OCD is a pernicious disorder that affects not only the person suffering from it, but their family and loved ones as well. Just as the struggles of a person with a medical illness may affect their family, the encouragement and support of the family in that person’s physical recovery is a critical component of their treatment. This is especially true of OCD as well.
Consistency is key in helping a person recovering from OCD. For this reason, it is important that all family members have a clear understanding of the person’s symptoms and pain, as well as the interventions that will help – or hinder – their progress. This is not always obvious, and while family members might have the best intentions in caring for the sufferer, they may unwittingly contribute to maintaining the disorder instead of combating it.
An understanding of Exposure and Response Prevention (ERP) – the effective, evidence-based treatment for OCD – is important for family members to help their loved one recover. Further, when incorporated into the family lifestyle, rather than left only to therapy sessions, it can greatly contribute to supporting the treatment that their loved one is working through. ERP therapy can feel counter-intuitive; the things that family members may naturally want to do to help – provide reassurance, present evidence against OCD fears and doubts, submit to requests to align with the sufferer’s compulsions – may provide temporary relief but ultimately serve to feed the disorder.
Family members can take an active role in their loved one’s recovery by following these steps.
1. Understand the symptoms
Family members need to have the same understanding of what their loved one is struggling with. OCD is a fear-driven disorder that cannot be rationalized or wished away. The sufferer is plagued by recurring doubts, unwanted images, and strong urges that drive their behavior. Often, they have terrible fears of unwanted outcomes from which they can only get relief by engaging in rituals. This is not their fault, and it is not something they feel they can stop. They are trapped in an unending cycle of “what if” thoughts that can make peace, contentment, and even basic functioning impossible for them. Feeling understood by family and loved ones goes a long way toward helping them.

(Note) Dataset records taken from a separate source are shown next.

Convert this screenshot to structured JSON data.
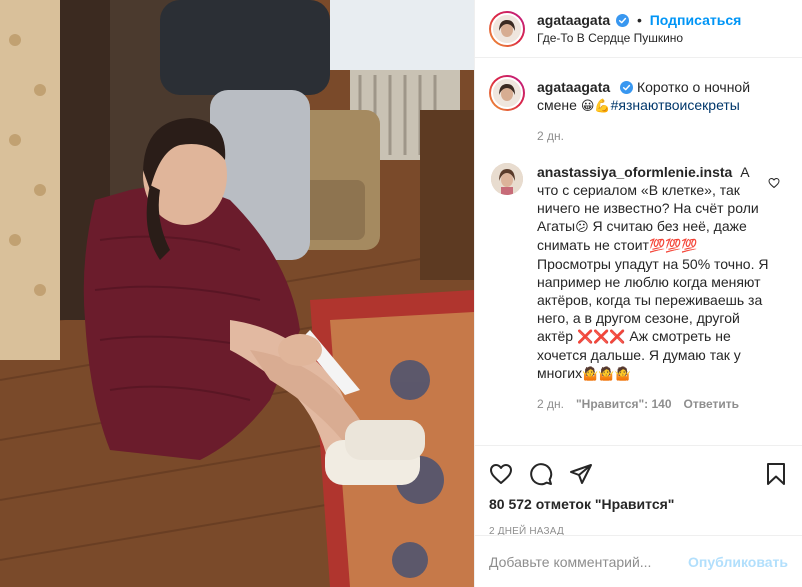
{
  "post": {
    "author": "agataagata",
    "follow_label": "Подписаться",
    "location": "Где-То В Сердце Пушкино",
    "caption_text": "Коротко о ночной смене",
    "caption_emoji": "😀💪",
    "caption_hashtag": "#язнаютвоисекреты",
    "caption_time": "2 дн."
  },
  "comments": [
    {
      "author": "anastassiya_oformlenie.insta",
      "text_1": "А что с сериалом «В клетке», так ничего не известно? На счёт роли Агаты",
      "emoji_1": "😕",
      "text_2": " Я считаю без неё, даже снимать не стоит",
      "emoji_2": "💯💯💯",
      "text_3": " Просмотры упадут на 50% точно. Я например не люблю когда меняют актёров, когда ты переживаешь за него, а в другом сезоне, другой актёр ",
      "emoji_3": "❌❌❌",
      "text_4": " Аж смотреть не хочется дальше. Я думаю так у многих",
      "emoji_4": "🤷🤷🤷",
      "time": "2 дн.",
      "likes": "\"Нравится\": 140",
      "reply_label": "Ответить"
    }
  ],
  "actions": {
    "likes_text": "80 572 отметок \"Нравится\"",
    "date": "2 дней назад"
  },
  "add_comment": {
    "placeholder": "Добавьте комментарий...",
    "publish_label": "Опубликовать"
  },
  "icons": {
    "like": "heart-icon",
    "comment": "comment-icon",
    "share": "paper-plane-icon",
    "save": "bookmark-icon",
    "verified": "verified-badge-icon"
  },
  "colors": {
    "accent": "#0095f6",
    "hashtag": "#00376b",
    "muted": "#8e8e8e",
    "publish_disabled": "#b2dffc"
  }
}
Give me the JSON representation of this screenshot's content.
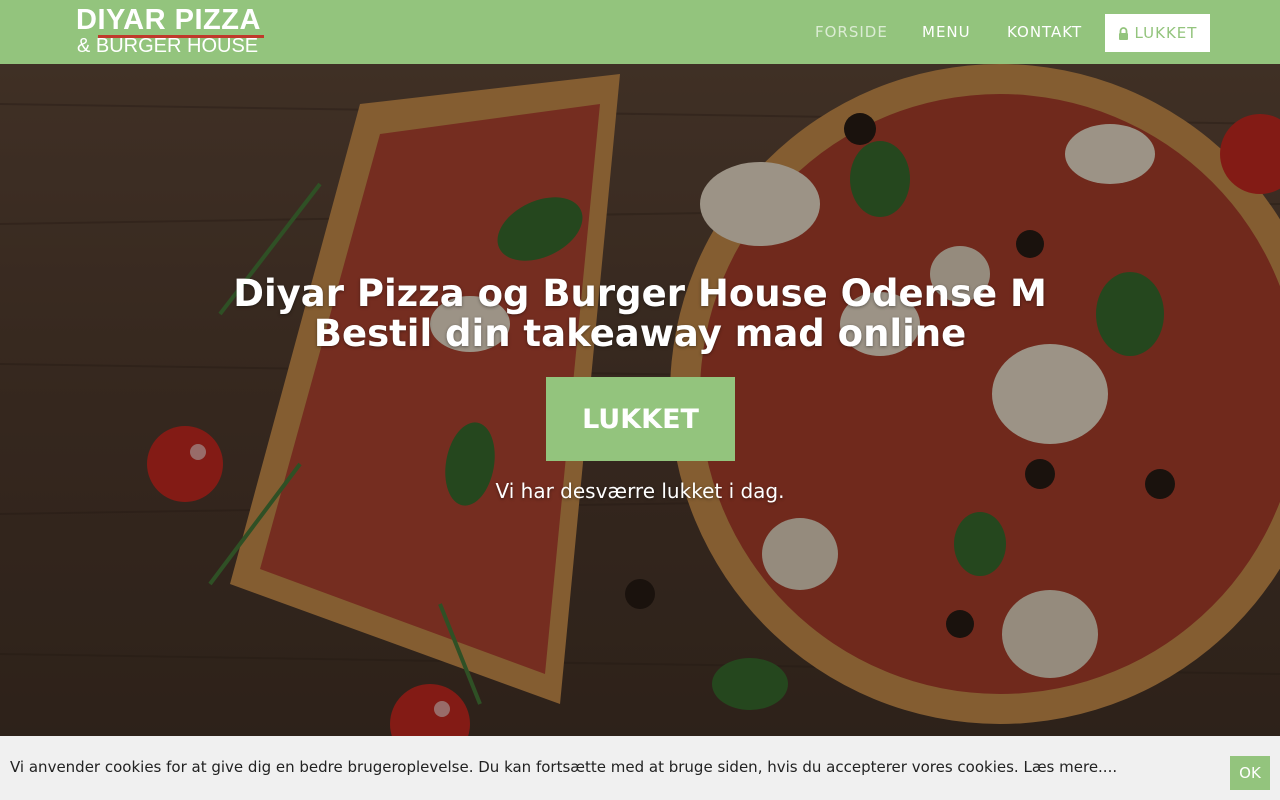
{
  "brand": {
    "line1": "DIYAR PIZZA",
    "line2": "& BURGER HOUSE",
    "color_primary": "#93c47d",
    "color_accent": "#c0392b"
  },
  "nav": {
    "items": [
      {
        "label": "FORSIDE",
        "active": true
      },
      {
        "label": "MENU",
        "active": false
      },
      {
        "label": "KONTAKT",
        "active": false
      }
    ],
    "status_label": "LUKKET",
    "status_icon": "lock-icon"
  },
  "hero": {
    "title_line1": "Diyar Pizza og Burger House Odense M",
    "title_line2": "Bestil din takeaway mad online",
    "cta_label": "LUKKET",
    "subtitle": "Vi har desværre lukket i dag."
  },
  "cookie": {
    "text": "Vi anvender cookies for at give dig en bedre brugeroplevelse. Du kan fortsætte med at bruge siden, hvis du accepterer vores cookies.",
    "link_label": "Læs mere....",
    "ok_label": "OK"
  }
}
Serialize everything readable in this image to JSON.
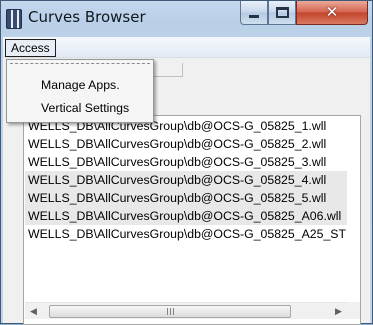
{
  "window": {
    "title": "Curves Browser",
    "controls": {
      "minimize": "minimize",
      "maximize": "maximize",
      "close": "✕"
    }
  },
  "menubar": {
    "access_label": "Access"
  },
  "dropdown": {
    "items": [
      {
        "label": "Manage Apps."
      },
      {
        "label": "Vertical Settings"
      }
    ]
  },
  "list": {
    "items": [
      {
        "label": "WELLS_DB\\AllCurvesGroup\\db@OCS-G_05825_1.wll",
        "selected": false
      },
      {
        "label": "WELLS_DB\\AllCurvesGroup\\db@OCS-G_05825_2.wll",
        "selected": false
      },
      {
        "label": "WELLS_DB\\AllCurvesGroup\\db@OCS-G_05825_3.wll",
        "selected": false
      },
      {
        "label": "WELLS_DB\\AllCurvesGroup\\db@OCS-G_05825_4.wll",
        "selected": true
      },
      {
        "label": "WELLS_DB\\AllCurvesGroup\\db@OCS-G_05825_5.wll",
        "selected": true
      },
      {
        "label": "WELLS_DB\\AllCurvesGroup\\db@OCS-G_05825_A06.wll",
        "selected": true
      },
      {
        "label": "WELLS_DB\\AllCurvesGroup\\db@OCS-G_05825_A25_ST",
        "selected": false
      }
    ]
  },
  "scrollbar": {
    "left_arrow": "◀",
    "right_arrow": "▶"
  },
  "colors": {
    "frame": "#bcd2e9",
    "close_button": "#c2432c",
    "selection_bg": "#e8e8e8"
  }
}
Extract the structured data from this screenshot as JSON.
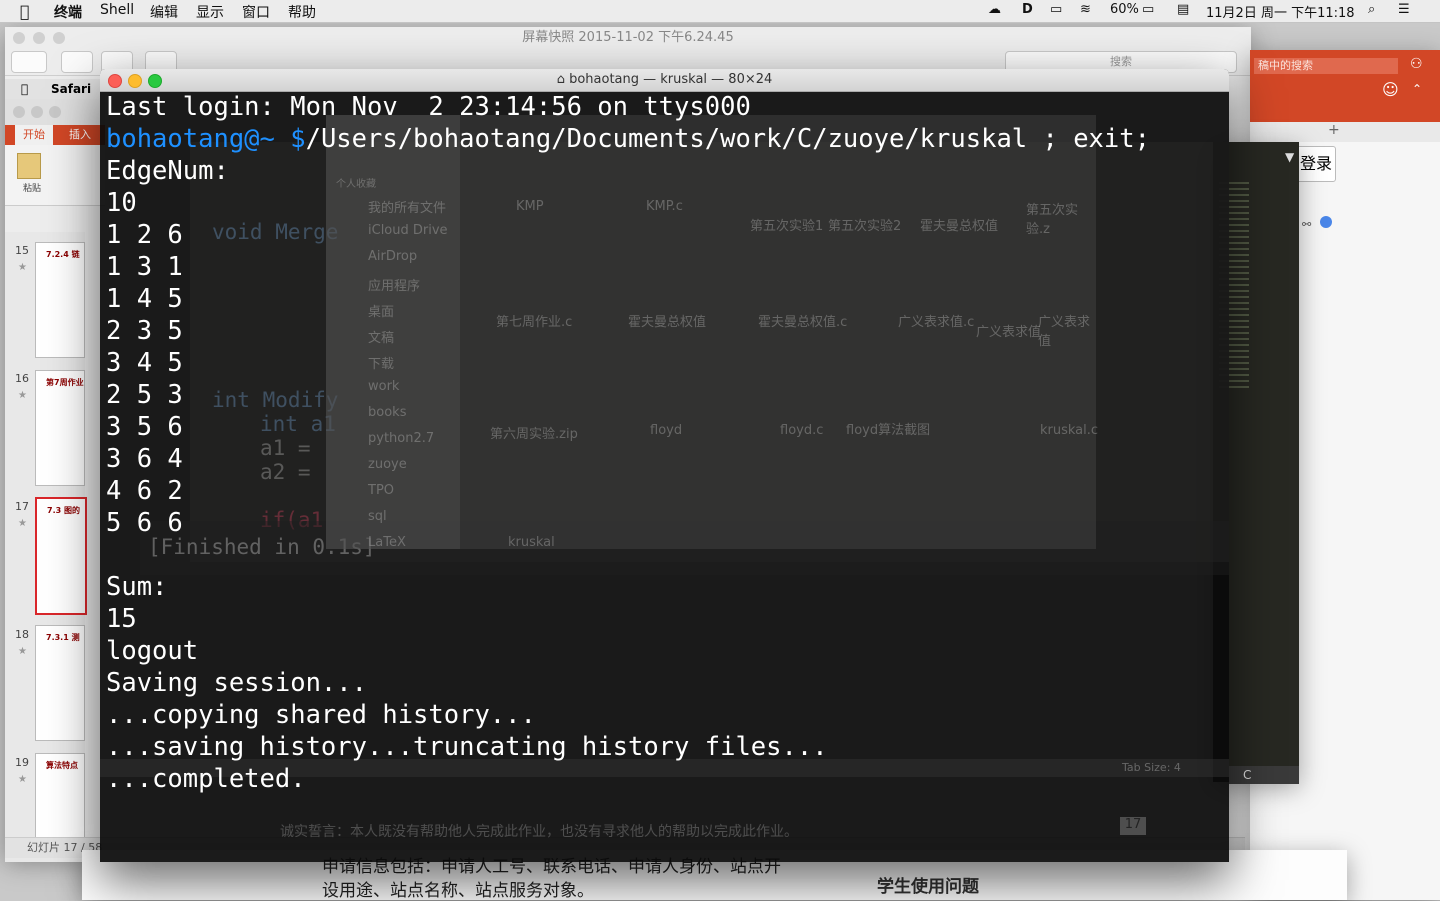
{
  "menubar": {
    "app_name": "终端",
    "menus": [
      "Shell",
      "编辑",
      "显示",
      "窗口",
      "帮助"
    ],
    "battery": "60%",
    "datetime": "11月2日 周一 下午11:18"
  },
  "preview_window": {
    "title": "屏幕快照 2015-11-02 下午6.24.45",
    "search_placeholder": "搜索"
  },
  "safari": {
    "label": "Safari"
  },
  "ppt": {
    "tabs": [
      "开始",
      "插入"
    ],
    "paste_label": "粘贴",
    "slides": [
      {
        "num": "15",
        "title": "7.2.4 链"
      },
      {
        "num": "16",
        "title": "第7周作业"
      },
      {
        "num": "17",
        "title": "7.3 图的"
      },
      {
        "num": "18",
        "title": "7.3.1 测"
      },
      {
        "num": "19",
        "title": "算法特点"
      }
    ],
    "status": "幻灯片 17 / 58",
    "footer_note": "诚实誓言：本人既没有帮助他人完成此作业，也没有寻求他人的帮助以完成此作业。",
    "badge": "17"
  },
  "right_panel": {
    "search_text": "稿中的搜索",
    "login_label": "登录"
  },
  "web_footer": {
    "line1": "申请信息包括：申请人工号、联系电话、申请人身份、站点开",
    "line2": "设用途、站点名称、站点服务对象。",
    "heading": "学生使用问题"
  },
  "finder": {
    "sidebar_header": "个人收藏",
    "sidebar_items": [
      "我的所有文件",
      "iCloud Drive",
      "AirDrop",
      "应用程序",
      "桌面",
      "文稿",
      "下载",
      "work",
      "books",
      "python2.7",
      "zuoye",
      "TPO",
      "sql",
      "LaTeX"
    ],
    "files": [
      "KMP",
      "KMP.c",
      "第五次实验1",
      "第五次实验2",
      "霍夫曼总权值",
      "第五次实验.z",
      "第七周作业.c",
      "霍夫曼总权值",
      "霍夫曼总权值.c",
      "广义表求值.c",
      "广义表求值",
      "广义表求值",
      "第六周实验.zip",
      "floyd",
      "floyd.c",
      "floyd算法截图",
      "kruskal.c",
      "kruskal"
    ]
  },
  "editor": {
    "status_tab": "Tab Size: 4",
    "status_lang": "C",
    "finished": "[Finished in 0.1s]"
  },
  "terminal": {
    "title": "bohaotang — kruskal — 80×24",
    "login_line": "Last login: Mon Nov  2 23:14:56 on ttys000",
    "prompt_user": "bohaotang@~ ",
    "prompt_dollar": "$",
    "command": "/Users/bohaotang/Documents/work/C/zuoye/kruskal ; exit;",
    "lines": [
      "EdgeNum:",
      "10",
      "1 2 6",
      "1 3 1",
      "1 4 5",
      "2 3 5",
      "3 4 5",
      "2 5 3",
      "3 5 6",
      "3 6 4",
      "4 6 2",
      "5 6 6",
      "",
      "Sum:",
      "15",
      "logout",
      "Saving session...",
      "...copying shared history...",
      "...saving history...truncating history files...",
      "...completed."
    ]
  }
}
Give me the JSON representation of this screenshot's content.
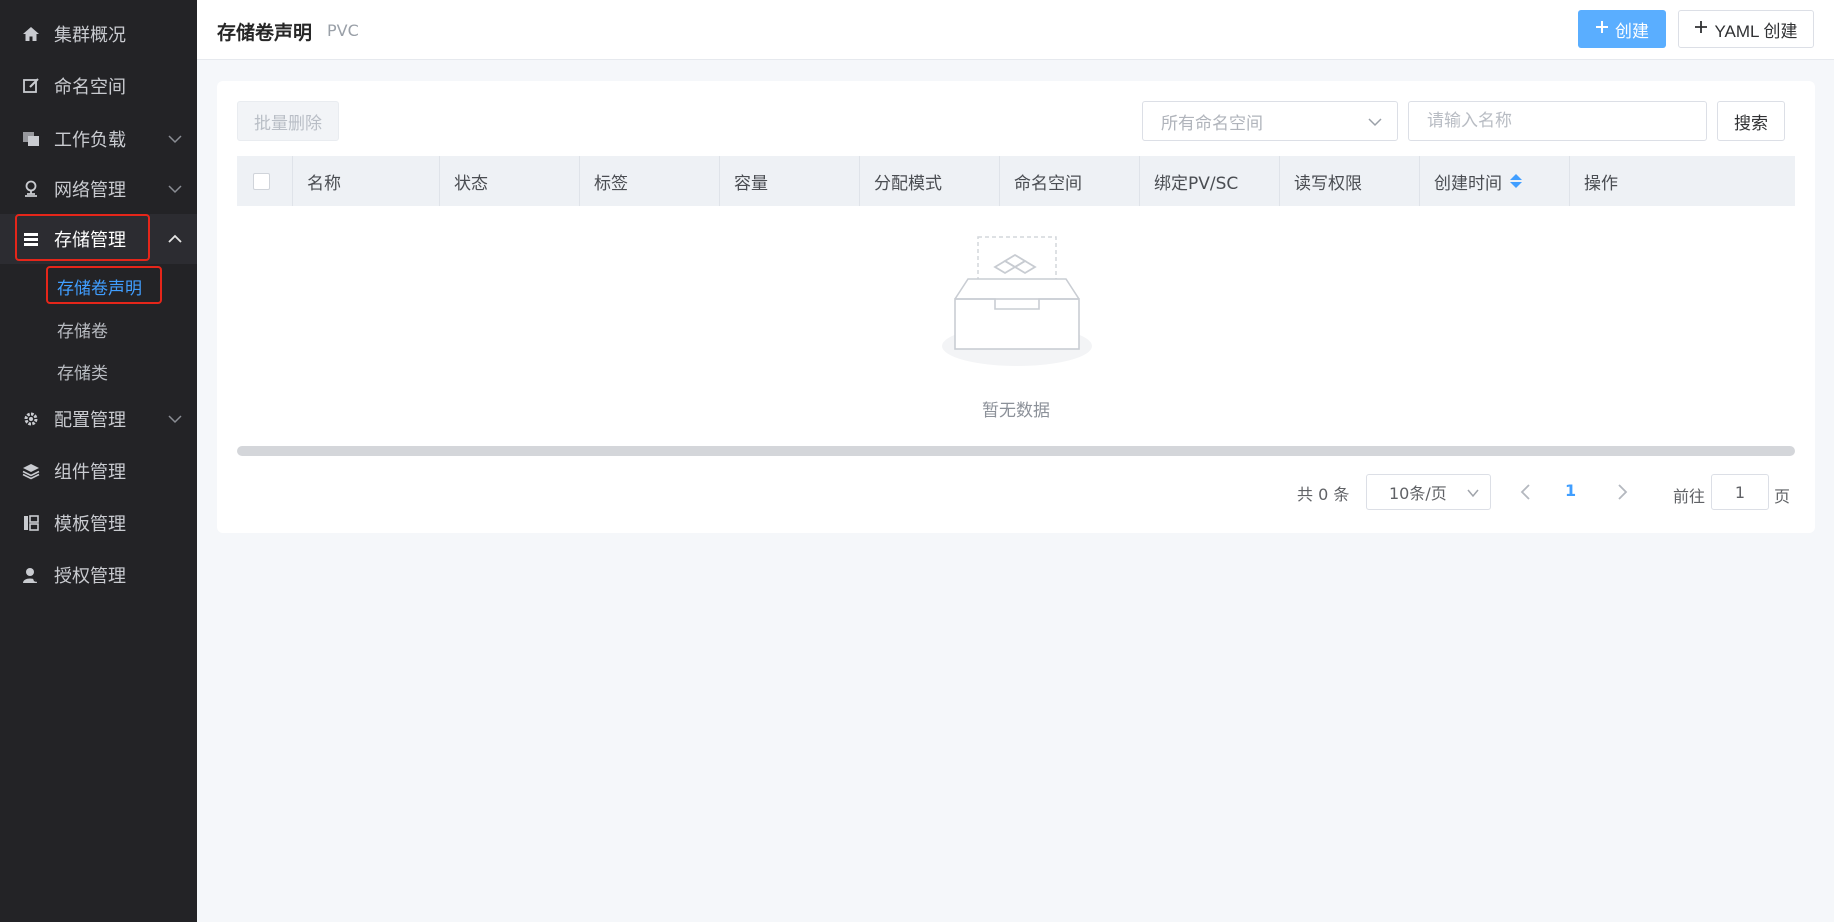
{
  "sidebar": {
    "items": [
      {
        "label": "集群概况",
        "icon": "home-icon"
      },
      {
        "label": "命名空间",
        "icon": "edit-icon"
      },
      {
        "label": "工作负载",
        "icon": "layers-icon"
      },
      {
        "label": "网络管理",
        "icon": "network-icon"
      },
      {
        "label": "存储管理",
        "icon": "storage-icon"
      },
      {
        "label": "配置管理",
        "icon": "gear-icon"
      },
      {
        "label": "组件管理",
        "icon": "stack-icon"
      },
      {
        "label": "模板管理",
        "icon": "template-icon"
      },
      {
        "label": "授权管理",
        "icon": "user-key-icon"
      }
    ],
    "storage_sub": [
      {
        "label": "存储卷声明"
      },
      {
        "label": "存储卷"
      },
      {
        "label": "存储类"
      }
    ],
    "active_item": "存储管理",
    "active_sub": "存储卷声明"
  },
  "header": {
    "title": "存储卷声明",
    "subtitle": "PVC",
    "create_label": "创建",
    "yaml_create_label": "YAML 创建"
  },
  "toolbar": {
    "batch_delete_label": "批量删除",
    "namespace_select": "所有命名空间",
    "name_placeholder": "请输入名称",
    "search_label": "搜索"
  },
  "table": {
    "columns": [
      "名称",
      "状态",
      "标签",
      "容量",
      "分配模式",
      "命名空间",
      "绑定PV/SC",
      "读写权限",
      "创建时间",
      "操作"
    ],
    "rows": [],
    "empty_text": "暂无数据"
  },
  "pagination": {
    "total_text": "共 0 条",
    "page_size": "10条/页",
    "current_page": "1",
    "goto_label": "前往",
    "goto_value": "1",
    "page_suffix": "页"
  },
  "colors": {
    "sidebar_bg": "#232326",
    "accent": "#409eff",
    "create_button": "#5aaeff",
    "highlight_border": "#e5261a"
  }
}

2. Fight the OCD, not the person
Paradoxically, trying to fight OCD with reassurances, rationalizations, and factual evidence is not helpful in treating OCD. Family members might naturally engage in this behavior to try to help the sufferer feel better. However, this type of response to a person’s OCD thoughts and urges maintains them; it confirms the notion that there is something that requires attention and response. Withholding reassurances and rationalizations may seem hurtful, even cruel, especially when the sufferer is desperately looking for that relief. Yet, it is critical for the family and their loved one to understand that doing so is aimed at fighting the OCD, not fighting the sufferer. If the family’s attitude and response to requests for reassurances is: “not important, no need, there is no answer or guarantee for that,” they will be asserting that there is no real threat present. Refusing to engage in their loved one’s compulsions and living life on the family’s terms, not OCD’s, will help the sufferer strip OCD of its power.
3. Model life without OCD
Often, family members will accommodate a person’s OCD-driven rituals, such as excessive cleaning, avoidance of triggers, checking and re-checking, etc. When this occurs, the whole family is living with, and sustaining, the person’s OCD. Family members can be more helpful by modeling life without OCD, going about their lives naturally in confident and positive ways. This will not eliminate the sufferer’s OCD, but it will showcase how life can and should be experienced: with tolerance for uncertainty and reasonable risk. When a person’s OCD becomes central to the whole family, the sufferer has no objective view of life without OCD. Modeling life without OCD can help provide that more balanced view.
4. Living life according to values
For the person with OCD, normal, everyday activities can feel like exposures. As they work through their treatment, they are learning to respond differently to their intrusive thoughts, doubts, images, and urges. The family can help support their treatment by exhibiting belief in them – acknowledging when they are struggling but reminding them that they have a choice in how they respond. Engaging in activities and behaviors that they value as a family is helpful in highlighting that there is a much more satisfying way to go through life than chasing an illusion of safety that compulsions provide only momentarily. The family, and the sufferer, can live according to their values, what most matters to them, and thereby reinforce the notion that OCD thoughts, images, and urges are only that – unwanted perhaps, but not worthy or hijacking their behaviors and attention. When the family directs attention to living in alignment with their values, the sufferer can learn that this is possible for them, too.